How The Other "Earth" Went Astray


The other "earth" is Venus and a European probe, called the Venus Express, is shedding light on how that planet, and ours, took differing paths. It all comes down to the "greenhouse gas effect". From The Guardian:

Scientists had puzzled over Venus's hellish characteristics. It is roughly the same size as Earth, with a roughly similar orbit. Both planets began life with similar atmospheres, but Venus underwent a ferocious greenhouse effect that left it with an atmosphere made up almost entirely of CO2 and almost no water.

"Earth and Venus were pretty much identical to start with ... It really made you think the physics was different, which obviously it couldn't be," said Prof Fredric Taylor at Oxford University. Some scientists had thought that Venus's proximity to the sun was key to its transformation, but the new data suggests a different explanation: "It's not evil, just unfortunate." Venus Express's data appear in a set of paper's in today's edition of Nature.

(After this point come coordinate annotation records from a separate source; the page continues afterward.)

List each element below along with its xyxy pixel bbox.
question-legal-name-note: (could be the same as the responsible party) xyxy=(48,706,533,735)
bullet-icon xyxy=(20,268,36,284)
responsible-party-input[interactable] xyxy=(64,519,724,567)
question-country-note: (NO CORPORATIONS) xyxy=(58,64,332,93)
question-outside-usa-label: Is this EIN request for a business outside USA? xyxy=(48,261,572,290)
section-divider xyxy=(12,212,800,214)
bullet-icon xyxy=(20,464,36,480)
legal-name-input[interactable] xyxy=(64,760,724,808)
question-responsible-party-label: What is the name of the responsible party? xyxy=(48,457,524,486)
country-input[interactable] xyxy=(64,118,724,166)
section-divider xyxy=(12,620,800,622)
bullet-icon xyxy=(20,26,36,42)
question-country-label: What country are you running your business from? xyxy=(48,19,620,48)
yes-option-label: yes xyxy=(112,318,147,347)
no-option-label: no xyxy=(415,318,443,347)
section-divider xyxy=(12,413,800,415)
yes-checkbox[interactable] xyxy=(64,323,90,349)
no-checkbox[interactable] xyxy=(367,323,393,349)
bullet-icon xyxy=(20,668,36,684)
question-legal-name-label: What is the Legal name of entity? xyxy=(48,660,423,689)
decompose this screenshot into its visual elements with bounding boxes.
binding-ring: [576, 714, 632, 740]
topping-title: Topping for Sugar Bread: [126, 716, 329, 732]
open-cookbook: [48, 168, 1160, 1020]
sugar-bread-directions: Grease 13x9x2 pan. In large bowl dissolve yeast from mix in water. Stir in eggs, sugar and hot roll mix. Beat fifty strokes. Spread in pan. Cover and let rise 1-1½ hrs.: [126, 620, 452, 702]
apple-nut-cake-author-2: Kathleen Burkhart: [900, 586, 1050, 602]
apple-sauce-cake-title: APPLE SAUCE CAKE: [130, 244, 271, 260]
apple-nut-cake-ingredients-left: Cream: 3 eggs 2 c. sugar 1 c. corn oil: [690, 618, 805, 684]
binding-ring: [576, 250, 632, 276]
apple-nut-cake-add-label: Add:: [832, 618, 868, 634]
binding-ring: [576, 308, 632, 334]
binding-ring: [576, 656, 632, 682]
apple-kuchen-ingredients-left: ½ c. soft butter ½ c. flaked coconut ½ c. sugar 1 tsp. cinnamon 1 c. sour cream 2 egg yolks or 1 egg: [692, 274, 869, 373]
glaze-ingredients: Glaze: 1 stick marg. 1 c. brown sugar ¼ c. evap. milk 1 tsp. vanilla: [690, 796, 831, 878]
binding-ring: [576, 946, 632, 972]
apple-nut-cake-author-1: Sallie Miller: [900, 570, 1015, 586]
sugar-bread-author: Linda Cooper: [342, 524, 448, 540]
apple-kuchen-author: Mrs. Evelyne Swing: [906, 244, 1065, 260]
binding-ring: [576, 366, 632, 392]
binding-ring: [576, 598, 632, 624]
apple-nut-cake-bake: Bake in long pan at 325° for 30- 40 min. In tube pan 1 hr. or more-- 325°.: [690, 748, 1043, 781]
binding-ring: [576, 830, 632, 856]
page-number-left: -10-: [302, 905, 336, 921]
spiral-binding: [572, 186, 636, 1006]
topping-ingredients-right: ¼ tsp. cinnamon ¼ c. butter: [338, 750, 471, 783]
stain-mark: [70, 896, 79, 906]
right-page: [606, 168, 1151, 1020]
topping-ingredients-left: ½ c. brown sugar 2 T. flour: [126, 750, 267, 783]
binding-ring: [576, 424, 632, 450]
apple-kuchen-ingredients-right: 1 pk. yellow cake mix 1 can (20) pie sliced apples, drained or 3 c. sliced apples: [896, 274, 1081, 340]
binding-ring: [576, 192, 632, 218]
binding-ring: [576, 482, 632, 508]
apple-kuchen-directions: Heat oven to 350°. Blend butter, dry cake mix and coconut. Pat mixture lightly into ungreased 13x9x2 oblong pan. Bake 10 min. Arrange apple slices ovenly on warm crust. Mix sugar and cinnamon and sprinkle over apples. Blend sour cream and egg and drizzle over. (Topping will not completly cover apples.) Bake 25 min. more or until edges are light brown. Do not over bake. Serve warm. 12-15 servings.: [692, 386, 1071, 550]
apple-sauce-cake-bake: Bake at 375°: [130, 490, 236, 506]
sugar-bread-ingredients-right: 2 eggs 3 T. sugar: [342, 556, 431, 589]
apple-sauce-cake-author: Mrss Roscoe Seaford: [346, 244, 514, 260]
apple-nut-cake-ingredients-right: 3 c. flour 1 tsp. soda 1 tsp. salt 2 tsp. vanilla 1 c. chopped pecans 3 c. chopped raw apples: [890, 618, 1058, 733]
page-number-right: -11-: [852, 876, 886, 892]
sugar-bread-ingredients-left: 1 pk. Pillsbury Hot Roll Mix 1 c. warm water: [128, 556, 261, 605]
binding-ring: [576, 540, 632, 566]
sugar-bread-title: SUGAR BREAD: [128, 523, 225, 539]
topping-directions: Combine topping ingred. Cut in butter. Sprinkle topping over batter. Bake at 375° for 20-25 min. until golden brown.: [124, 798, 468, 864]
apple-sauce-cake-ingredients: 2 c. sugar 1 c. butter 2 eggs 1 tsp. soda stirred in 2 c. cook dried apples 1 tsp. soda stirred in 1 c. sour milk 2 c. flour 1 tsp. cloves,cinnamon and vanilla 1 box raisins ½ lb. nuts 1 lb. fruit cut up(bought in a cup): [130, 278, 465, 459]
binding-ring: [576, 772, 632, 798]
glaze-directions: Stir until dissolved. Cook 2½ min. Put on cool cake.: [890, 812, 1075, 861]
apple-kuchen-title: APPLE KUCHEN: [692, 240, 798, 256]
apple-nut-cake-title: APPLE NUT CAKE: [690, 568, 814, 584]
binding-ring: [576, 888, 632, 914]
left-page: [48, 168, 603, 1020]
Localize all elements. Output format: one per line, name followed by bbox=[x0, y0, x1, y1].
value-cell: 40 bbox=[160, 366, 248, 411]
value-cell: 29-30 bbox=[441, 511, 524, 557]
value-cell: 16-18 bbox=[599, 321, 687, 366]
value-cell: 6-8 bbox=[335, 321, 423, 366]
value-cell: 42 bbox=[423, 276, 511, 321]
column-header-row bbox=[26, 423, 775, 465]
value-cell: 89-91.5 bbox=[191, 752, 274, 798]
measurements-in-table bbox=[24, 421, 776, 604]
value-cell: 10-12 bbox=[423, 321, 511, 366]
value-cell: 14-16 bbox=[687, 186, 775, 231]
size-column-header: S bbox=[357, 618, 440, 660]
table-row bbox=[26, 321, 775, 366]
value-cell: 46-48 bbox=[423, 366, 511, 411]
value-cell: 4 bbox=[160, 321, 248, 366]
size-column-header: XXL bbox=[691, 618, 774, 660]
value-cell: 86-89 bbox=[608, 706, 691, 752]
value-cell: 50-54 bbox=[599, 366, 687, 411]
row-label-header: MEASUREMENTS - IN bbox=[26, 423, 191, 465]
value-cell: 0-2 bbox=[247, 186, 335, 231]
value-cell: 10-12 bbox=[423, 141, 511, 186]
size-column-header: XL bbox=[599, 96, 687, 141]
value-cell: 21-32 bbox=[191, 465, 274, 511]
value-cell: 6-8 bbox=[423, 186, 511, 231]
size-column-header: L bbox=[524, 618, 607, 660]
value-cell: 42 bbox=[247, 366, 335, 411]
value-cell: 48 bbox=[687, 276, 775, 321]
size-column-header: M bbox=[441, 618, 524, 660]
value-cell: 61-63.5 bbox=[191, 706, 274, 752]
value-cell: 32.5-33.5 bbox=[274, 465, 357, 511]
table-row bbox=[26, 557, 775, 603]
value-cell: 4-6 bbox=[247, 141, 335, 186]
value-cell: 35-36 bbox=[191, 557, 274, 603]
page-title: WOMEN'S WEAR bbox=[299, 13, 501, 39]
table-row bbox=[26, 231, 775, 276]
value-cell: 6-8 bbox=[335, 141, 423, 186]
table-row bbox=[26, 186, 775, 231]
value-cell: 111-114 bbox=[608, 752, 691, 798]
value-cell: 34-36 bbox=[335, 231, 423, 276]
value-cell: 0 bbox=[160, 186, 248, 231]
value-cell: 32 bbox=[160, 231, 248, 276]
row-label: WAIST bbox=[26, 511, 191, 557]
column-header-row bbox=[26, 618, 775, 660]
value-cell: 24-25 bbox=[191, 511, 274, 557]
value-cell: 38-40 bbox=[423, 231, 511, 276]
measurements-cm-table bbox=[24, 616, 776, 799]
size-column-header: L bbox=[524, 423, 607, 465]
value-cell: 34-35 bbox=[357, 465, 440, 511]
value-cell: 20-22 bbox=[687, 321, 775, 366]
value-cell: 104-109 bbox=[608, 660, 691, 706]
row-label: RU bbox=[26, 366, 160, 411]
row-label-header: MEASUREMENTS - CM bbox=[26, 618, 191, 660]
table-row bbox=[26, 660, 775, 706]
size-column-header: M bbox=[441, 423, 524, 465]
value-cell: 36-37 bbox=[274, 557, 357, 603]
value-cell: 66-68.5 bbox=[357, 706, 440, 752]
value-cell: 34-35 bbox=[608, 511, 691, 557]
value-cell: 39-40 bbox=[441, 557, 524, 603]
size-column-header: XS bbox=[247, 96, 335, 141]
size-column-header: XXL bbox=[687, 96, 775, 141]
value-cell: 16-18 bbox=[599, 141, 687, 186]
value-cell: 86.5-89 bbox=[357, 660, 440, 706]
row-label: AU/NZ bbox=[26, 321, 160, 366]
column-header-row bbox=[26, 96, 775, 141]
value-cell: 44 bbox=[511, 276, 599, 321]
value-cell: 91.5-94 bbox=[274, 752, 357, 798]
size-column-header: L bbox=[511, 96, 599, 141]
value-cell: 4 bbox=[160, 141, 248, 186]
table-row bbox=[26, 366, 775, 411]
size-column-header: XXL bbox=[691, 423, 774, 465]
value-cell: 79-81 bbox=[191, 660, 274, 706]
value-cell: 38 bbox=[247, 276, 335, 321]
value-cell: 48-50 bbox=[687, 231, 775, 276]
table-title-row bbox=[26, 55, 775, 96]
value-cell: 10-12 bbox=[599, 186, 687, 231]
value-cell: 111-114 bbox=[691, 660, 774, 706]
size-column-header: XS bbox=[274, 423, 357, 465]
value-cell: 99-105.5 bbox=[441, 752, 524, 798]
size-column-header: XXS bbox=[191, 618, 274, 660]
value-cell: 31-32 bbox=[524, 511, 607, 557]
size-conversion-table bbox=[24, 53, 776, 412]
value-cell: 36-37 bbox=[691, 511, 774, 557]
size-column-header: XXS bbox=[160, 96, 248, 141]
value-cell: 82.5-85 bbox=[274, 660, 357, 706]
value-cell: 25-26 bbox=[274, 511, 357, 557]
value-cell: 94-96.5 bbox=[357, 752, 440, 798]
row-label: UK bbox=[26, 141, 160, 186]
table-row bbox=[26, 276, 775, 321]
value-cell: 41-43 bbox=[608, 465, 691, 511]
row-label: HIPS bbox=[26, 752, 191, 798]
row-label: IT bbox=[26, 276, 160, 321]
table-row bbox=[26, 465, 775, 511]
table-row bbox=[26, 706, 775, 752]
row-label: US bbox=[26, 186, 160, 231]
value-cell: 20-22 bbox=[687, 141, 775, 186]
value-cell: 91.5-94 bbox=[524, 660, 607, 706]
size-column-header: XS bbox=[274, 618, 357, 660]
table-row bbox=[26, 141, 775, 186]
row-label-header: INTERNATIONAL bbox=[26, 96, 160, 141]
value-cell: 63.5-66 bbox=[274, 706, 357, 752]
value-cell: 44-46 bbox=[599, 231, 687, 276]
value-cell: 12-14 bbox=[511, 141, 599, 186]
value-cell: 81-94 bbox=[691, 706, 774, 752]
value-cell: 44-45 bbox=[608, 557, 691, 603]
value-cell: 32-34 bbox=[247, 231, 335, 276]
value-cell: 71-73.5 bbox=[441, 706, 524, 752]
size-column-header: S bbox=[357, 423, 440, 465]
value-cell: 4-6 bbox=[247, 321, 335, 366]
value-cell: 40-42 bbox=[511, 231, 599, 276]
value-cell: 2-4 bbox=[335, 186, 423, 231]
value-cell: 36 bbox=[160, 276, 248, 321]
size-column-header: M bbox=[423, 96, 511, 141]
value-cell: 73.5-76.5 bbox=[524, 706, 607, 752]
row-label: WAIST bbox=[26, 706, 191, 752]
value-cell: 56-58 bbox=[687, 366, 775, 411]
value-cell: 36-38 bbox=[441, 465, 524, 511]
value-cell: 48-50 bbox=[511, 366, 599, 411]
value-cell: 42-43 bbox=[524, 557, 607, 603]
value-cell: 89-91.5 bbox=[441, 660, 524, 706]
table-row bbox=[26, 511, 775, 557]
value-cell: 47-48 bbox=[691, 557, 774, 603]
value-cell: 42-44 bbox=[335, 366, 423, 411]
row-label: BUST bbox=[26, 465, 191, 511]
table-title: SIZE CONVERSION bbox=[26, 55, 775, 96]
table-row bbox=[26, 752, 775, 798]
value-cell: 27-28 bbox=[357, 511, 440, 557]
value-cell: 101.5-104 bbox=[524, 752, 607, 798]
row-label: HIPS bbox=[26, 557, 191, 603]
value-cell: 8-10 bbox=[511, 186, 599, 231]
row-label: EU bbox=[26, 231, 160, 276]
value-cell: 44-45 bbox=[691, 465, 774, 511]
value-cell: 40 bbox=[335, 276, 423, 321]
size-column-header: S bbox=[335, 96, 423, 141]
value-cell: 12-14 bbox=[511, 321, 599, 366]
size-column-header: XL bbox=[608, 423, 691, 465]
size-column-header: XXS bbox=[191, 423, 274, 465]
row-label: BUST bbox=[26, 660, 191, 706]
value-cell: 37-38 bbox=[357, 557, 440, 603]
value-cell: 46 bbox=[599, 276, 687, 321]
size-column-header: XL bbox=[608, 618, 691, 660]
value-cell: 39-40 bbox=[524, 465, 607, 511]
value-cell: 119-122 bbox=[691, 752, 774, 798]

One finding is that the solar wind - a stream of charged particles from the sun - is stripping away water molecules from the atmosphere by breaking them into atoms of hydrogen and oxygen and blasting them into space. That cannot happen on Earth because its rotation creates a magnetic field that diverts the solar wind. Without water, CO2 in the atmosphere could not be laid down in oceans as carbonate rocks. "[On Earth] it's all in the white cliffs of Dover and places like that," said Taylor. The CO2-rich atmosphere led to a runaway greenhouse effect.

Venus Express has also found some intriguing features of the atmosphere. One instrument detecting electromagnetic frequencies has observed the tell-tale signature of lightning, something some scientists did not think was possible. "It is like some sort of echo," said Dr Magda Delva at the space research unit at the Austrian academy of sciences in Graz. "If you have lightning then chemical reactions are possible that would not under normal conditions take place ... At least on Earth this was important for the beginning of life."